Don Lemon defended left-wing protesters who stormed a church service in St. Paul, calling the congregants’ reaction evidence of a “white supremacy” mindset, sparking criticism over the protest and the host who applauded it.
Don Lemon went on the I’ve Had It podcast and tried to frame a disturbance at a church as a righteous act, and his take landed like a punchline. He argued that people upset by a protest in a house of worship were showing entitlement rooted in racial supremacy, and that claim set off predictable backlash from many who saw the stunt as plain disrespect.
On the podcast Lemon said churchgoers who were upset about the intrusion have “a certain degree of entitlement” and that their “entitlement comes from a supremacy, a white supremacy.” He added, “And they think that this country was built for them, that it is a Christian country when actually we left England because we wanted religious freedom.” Lemon went on: “It’s religious freedom, but only if you’re a Christian and only if you’re a white male, pretty much.”
The idea that anyone who dislikes being shouted at during worship is secretly a bigot is a strange hill to die on.
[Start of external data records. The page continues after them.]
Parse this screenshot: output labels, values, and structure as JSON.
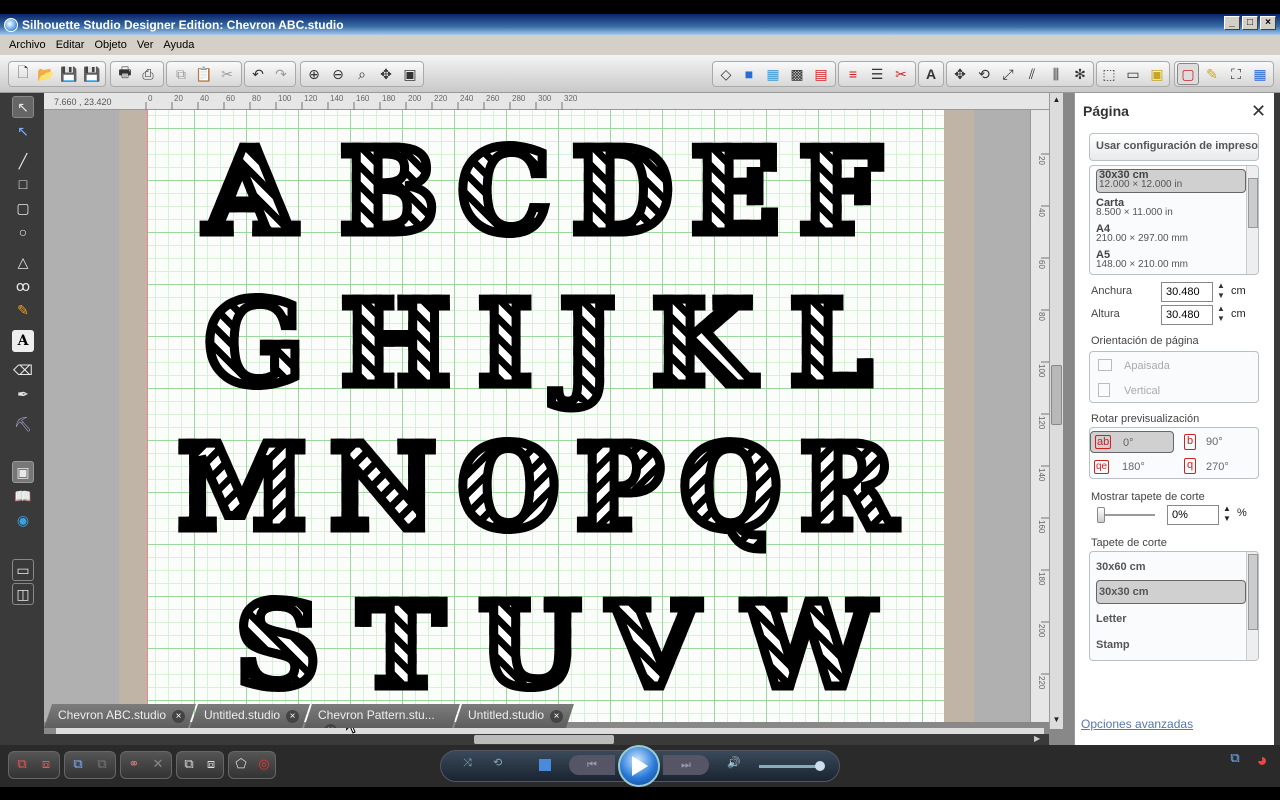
{
  "window": {
    "title": "Silhouette Studio Designer Edition: Chevron ABC.studio"
  },
  "menu": [
    "Archivo",
    "Editar",
    "Objeto",
    "Ver",
    "Ayuda"
  ],
  "ruler": {
    "coords": "7.660 , 23.420",
    "h_ticks": [
      "0",
      "20",
      "40",
      "60",
      "80",
      "100",
      "120",
      "140",
      "160",
      "180",
      "200",
      "220",
      "240",
      "260",
      "280",
      "300",
      "320"
    ],
    "v_ticks": [
      "20",
      "40",
      "60",
      "80",
      "100",
      "120",
      "140",
      "160",
      "180",
      "200",
      "220"
    ]
  },
  "canvas": {
    "letters": [
      "A",
      "B",
      "C",
      "D",
      "E",
      "F",
      "G",
      "H",
      "I",
      "J",
      "K",
      "L",
      "M",
      "N",
      "O",
      "P",
      "Q",
      "R",
      "S",
      "T",
      "U",
      "V",
      "W"
    ]
  },
  "tabs": [
    {
      "label": "Chevron ABC.studio",
      "active": true
    },
    {
      "label": "Untitled.studio",
      "active": false
    },
    {
      "label": "Chevron Pattern.stu...",
      "active": false
    },
    {
      "label": "Untitled.studio",
      "active": false
    }
  ],
  "panel": {
    "title": "Página",
    "printer_button": "Usar configuración de impresora",
    "page_sizes": [
      {
        "name": "30x30 cm",
        "dims": "12.000 × 12.000 in",
        "selected": true
      },
      {
        "name": "Carta",
        "dims": "8.500 × 11.000 in",
        "selected": false
      },
      {
        "name": "A4",
        "dims": "210.00 × 297.00 mm",
        "selected": false
      },
      {
        "name": "A5",
        "dims": "148.00 × 210.00 mm",
        "selected": false
      }
    ],
    "width_label": "Anchura",
    "width_value": "30.480",
    "height_label": "Altura",
    "height_value": "30.480",
    "unit": "cm",
    "orientation_label": "Orientación de página",
    "orientation_landscape": "Apaisada",
    "orientation_portrait": "Vertical",
    "rotate_label": "Rotar previsualización",
    "rotations": [
      "0°",
      "90°",
      "180°",
      "270°"
    ],
    "rotate_selected": "0°",
    "mat_label": "Mostrar tapete de corte",
    "mat_percent": "0%",
    "percent_sign": "%",
    "cutting_mat_label": "Tapete de corte",
    "cutting_mats": [
      {
        "name": "30x60 cm",
        "selected": false
      },
      {
        "name": "30x30 cm",
        "selected": true
      },
      {
        "name": "Letter",
        "selected": false
      },
      {
        "name": "Stamp",
        "selected": false
      }
    ],
    "advanced_link": "Opciones avanzadas"
  }
}
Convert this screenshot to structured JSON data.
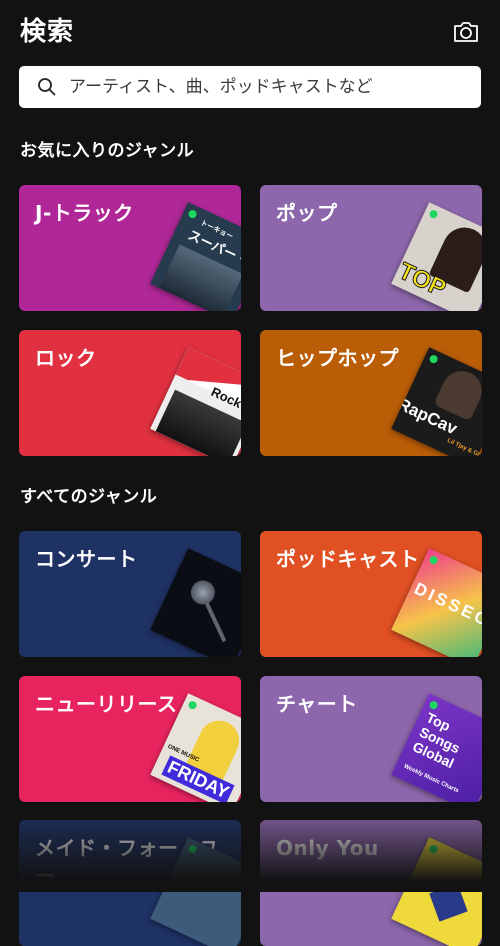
{
  "header": {
    "title": "検索",
    "camera_icon": "camera-icon"
  },
  "search": {
    "placeholder": "アーティスト、曲、ポッドキャストなど",
    "icon": "search-icon"
  },
  "sections": {
    "favorites": "お気に入りのジャンル",
    "all": "すべてのジャンル"
  },
  "favorites": [
    {
      "label": "J-トラック",
      "color": "#b02897",
      "art_text": "スーパー・ビ",
      "art_sub": "トーキョー"
    },
    {
      "label": "ポップ",
      "color": "#8d67ab",
      "art_text": "TOP",
      "art_sub": ""
    },
    {
      "label": "ロック",
      "color": "#e13140",
      "art_text": "Rock T",
      "art_sub": ""
    },
    {
      "label": "ヒップホップ",
      "color": "#ba5d07",
      "art_text": "RapCav",
      "art_sub": "Lil Tjay & Glock"
    }
  ],
  "genres": [
    {
      "label": "コンサート",
      "color": "#1f3264",
      "art_text": "",
      "art_sub": ""
    },
    {
      "label": "ポッドキャスト",
      "color": "#e05023",
      "art_text": "DISSEC",
      "art_sub": ""
    },
    {
      "label": "ニューリリース",
      "color": "#e8245f",
      "art_text": "FRIDAY",
      "art_sub": "ONE MUSIC"
    },
    {
      "label": "チャート",
      "color": "#8d67ab",
      "art_text": "Top Songs Global",
      "art_sub": "Weekly Music Charts"
    },
    {
      "label": "メイド・フォー・ユー",
      "color": "#1e3264",
      "art_text": "",
      "art_sub": ""
    },
    {
      "label": "Only You",
      "color": "#8c67ab",
      "art_text": "",
      "art_sub": ""
    }
  ]
}
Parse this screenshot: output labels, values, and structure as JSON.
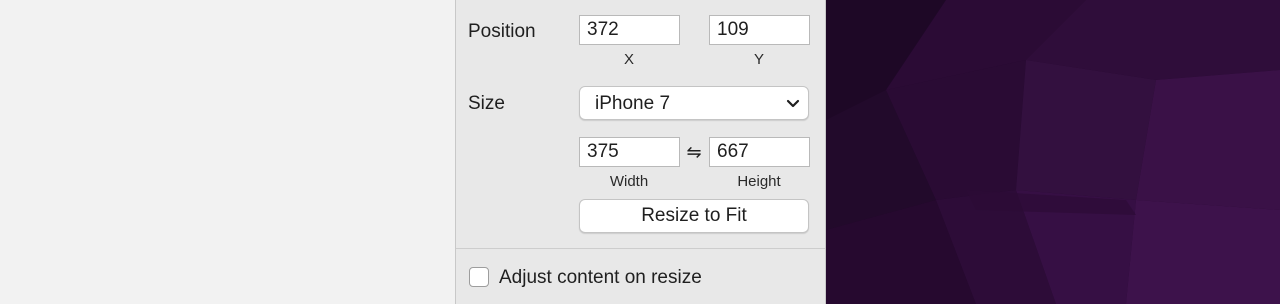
{
  "inspector": {
    "position": {
      "label": "Position",
      "x_value": "372",
      "y_value": "109",
      "x_caption": "X",
      "y_caption": "Y"
    },
    "size": {
      "label": "Size",
      "preset_selected": "iPhone 7",
      "width_value": "375",
      "height_value": "667",
      "width_caption": "Width",
      "height_caption": "Height",
      "lock_glyph": "⇋"
    },
    "resize_button_label": "Resize to Fit",
    "adjust_content": {
      "label": "Adjust content on resize",
      "checked": false
    }
  },
  "colors": {
    "panel_bg": "#e8e8e8",
    "left_bg": "#f2f2f2",
    "desktop_dark": "#2a0a33",
    "desktop_mid": "#3a0f48"
  }
}
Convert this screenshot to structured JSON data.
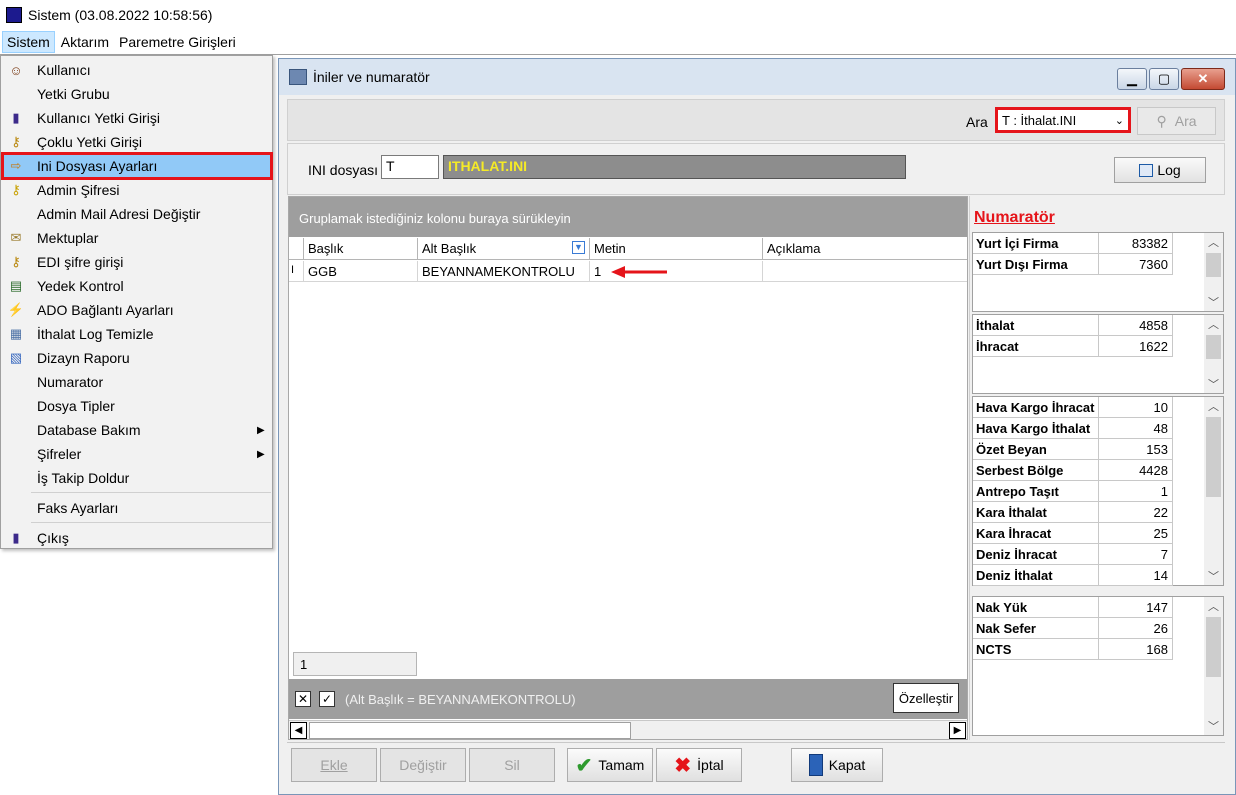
{
  "app": {
    "title": "Sistem (03.08.2022 10:58:56)"
  },
  "menubar": {
    "items": [
      "Sistem",
      "Aktarım",
      "Paremetre Girişleri"
    ]
  },
  "system_menu": {
    "items": [
      {
        "label": "Kullanıcı",
        "icon": "user-icon"
      },
      {
        "label": "Yetki Grubu",
        "icon": ""
      },
      {
        "label": "Kullanıcı Yetki Girişi",
        "icon": "key-user-icon"
      },
      {
        "label": "Çoklu Yetki Girişi",
        "icon": "multi-key-icon"
      },
      {
        "label": "Ini Dosyası  Ayarları",
        "icon": "ini-settings-icon"
      },
      {
        "label": "Admin Şifresi",
        "icon": "key-icon"
      },
      {
        "label": "Admin Mail Adresi Değiştir",
        "icon": ""
      },
      {
        "label": "Mektuplar",
        "icon": "letter-icon"
      },
      {
        "label": "EDI şifre girişi",
        "icon": "edi-key-icon"
      },
      {
        "label": "Yedek Kontrol",
        "icon": "backup-icon"
      },
      {
        "label": "ADO Bağlantı Ayarları",
        "icon": "connection-icon"
      },
      {
        "label": "İthalat Log Temizle",
        "icon": "log-clean-icon"
      },
      {
        "label": "Dizayn Raporu",
        "icon": "report-icon"
      },
      {
        "label": "Numarator",
        "icon": ""
      },
      {
        "label": "Dosya Tipler",
        "icon": ""
      },
      {
        "label": "Database Bakım",
        "icon": "",
        "submenu": true
      },
      {
        "label": "Şifreler",
        "icon": "",
        "submenu": true
      },
      {
        "label": "İş Takip Doldur",
        "icon": ""
      },
      {
        "label": "Faks Ayarları",
        "icon": ""
      },
      {
        "label": "Çıkış",
        "icon": "exit-icon"
      }
    ]
  },
  "window": {
    "title": "İniler ve numaratör",
    "search": {
      "label": "Ara",
      "selected": "T : İthalat.INI",
      "button": "Ara"
    },
    "ini": {
      "label": "INI dosyası",
      "code": "T",
      "name": "ITHALAT.INI",
      "log_button": "Log"
    },
    "grid": {
      "group_hint": "Gruplamak istediğiniz kolonu buraya sürükleyin",
      "columns": [
        "Başlık",
        "Alt Başlık",
        "Metin",
        "Açıklama"
      ],
      "rows": [
        {
          "indicator": "I",
          "cells": [
            "GGB",
            "BEYANNAMEKONTROLU",
            "1",
            ""
          ]
        }
      ],
      "footer_count": "1",
      "filter_text": "(Alt Başlık = BEYANNAMEKONTROLU)",
      "customize_button": "Özelleştir"
    },
    "numarator": {
      "title": "Numaratör",
      "groups": [
        [
          {
            "label": "Yurt İçi Firma",
            "value": "83382"
          },
          {
            "label": "Yurt Dışı Firma",
            "value": "7360"
          }
        ],
        [
          {
            "label": "İthalat",
            "value": "4858"
          },
          {
            "label": "İhracat",
            "value": "1622"
          }
        ],
        [
          {
            "label": "Hava Kargo İhracat",
            "value": "10"
          },
          {
            "label": "Hava Kargo İthalat",
            "value": "48"
          },
          {
            "label": "Özet Beyan",
            "value": "153"
          },
          {
            "label": "Serbest Bölge",
            "value": "4428"
          },
          {
            "label": "Antrepo Taşıt",
            "value": "1"
          },
          {
            "label": "Kara İthalat",
            "value": "22"
          },
          {
            "label": "Kara İhracat",
            "value": "25"
          },
          {
            "label": "Deniz İhracat",
            "value": "7"
          },
          {
            "label": "Deniz İthalat",
            "value": "14"
          }
        ],
        [
          {
            "label": "Nak Yük",
            "value": "147"
          },
          {
            "label": "Nak Sefer",
            "value": "26"
          },
          {
            "label": "NCTS",
            "value": "168"
          }
        ]
      ]
    },
    "buttons": {
      "ekle": "Ekle",
      "degistir": "Değiştir",
      "sil": "Sil",
      "tamam": "Tamam",
      "iptal": "İptal",
      "kapat": "Kapat"
    }
  },
  "colors": {
    "highlight_red": "#e5141a",
    "ini_name_text": "#f5ea26",
    "menu_selected": "#91c9f7"
  }
}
People go to church to pray and reflect, not answer for the politics of strangers who decide to turn sacred space into a political stage. That expectation of basic decency does not equal racial animus.
The incident unfolded at Cities Church in St. Paul, Minnesota, when a group of protesters entered during a service after learning one of the church’s pastors also works as the acting director of the local ICE field office. The demonstrators made their point loudly and publicly, choosing disruption over a civil demonstration on the sidewalk. That choice turned a local dispute into a national spectacle.
Roughly 30 to 40 people streamed into the building during the worship service and began chanting slogans such as “Justice for Renee Good” and “ICE out.” Renee Good was identified as a 37-year-old mother of three who was fatally shot by an ICE agent in Minneapolis the previous week. Protesters said they wanted to alert the congregation to the pastor’s “double role” and to condemn ICE enforcement tactics.
The Justice Department has opened an inquiry into whether the demonstrators violated the FACE Act, which bars interfering with religious services. Assistant Attorney General Harmeet Dhillon announced prosecutors were being dispatched to review the case and determine whether federal charges are warranted. That move underscores how the federal government views disruptions of worship as a serious matter.
Don Lemon on church members upset that he stormed their church: "They're entitled, white supremacists" pic.twitter.com/aMlXYBugwB
— End Wokeness (@EndWokeness) January 19, 2026
Nekima Levy Armstrong, one of the protest leaders, defended the action and argued people should prioritize accountability for ICE over concerns about a church service. That defense framed the clash as a moral trade-off, but it sidestepped the question of tactics. If your goal is to persuade, barging into a worship service and chasing parishioners into a parking lot is a poor way to win hearts and minds.
Labeling nervous or angry worshipers as white supremacists flattens a complex situation into a partisan talking point. Many congregants simply wanted to continue their worship without being harassed or filmed, and most Americans can see why. Calling that reaction proof of systemic racism is an escalation that closes down conversation instead of opening it.
There are reasonable ways to protest ICE and there are reckless ones, and choosing the latter says more about showmanship than about moral clarity. Parking your protest outside, handing out flyers, and speaking to the community afterward would have been a more effective route for those who wanted to make a point. Instead, the intruders created footage for social media and guaranteed the story would be framed as confrontation rather than persuasion.
Meanwhile, media figures who cheer these tactics bear responsibility for normalizing them. Praising disruption inside a house of worship signals that the ends justify the means, and that calculation erodes the norms that let citizens with sharply different views coexist. Conservatives and independents watching this play out see an aggressive new flavor of politics that puts spectacle over respect.
The clash in St. Paul will likely feed the Justice Department review and plenty of courtroom questions about what counts as lawful protest. It will also leave a lot of people — worshipers, local residents, and others — asking whether political theater is worth trampling the routines of daily life. That debate is now playing out in legal filings, op-eds, and polarized social feeds across the country.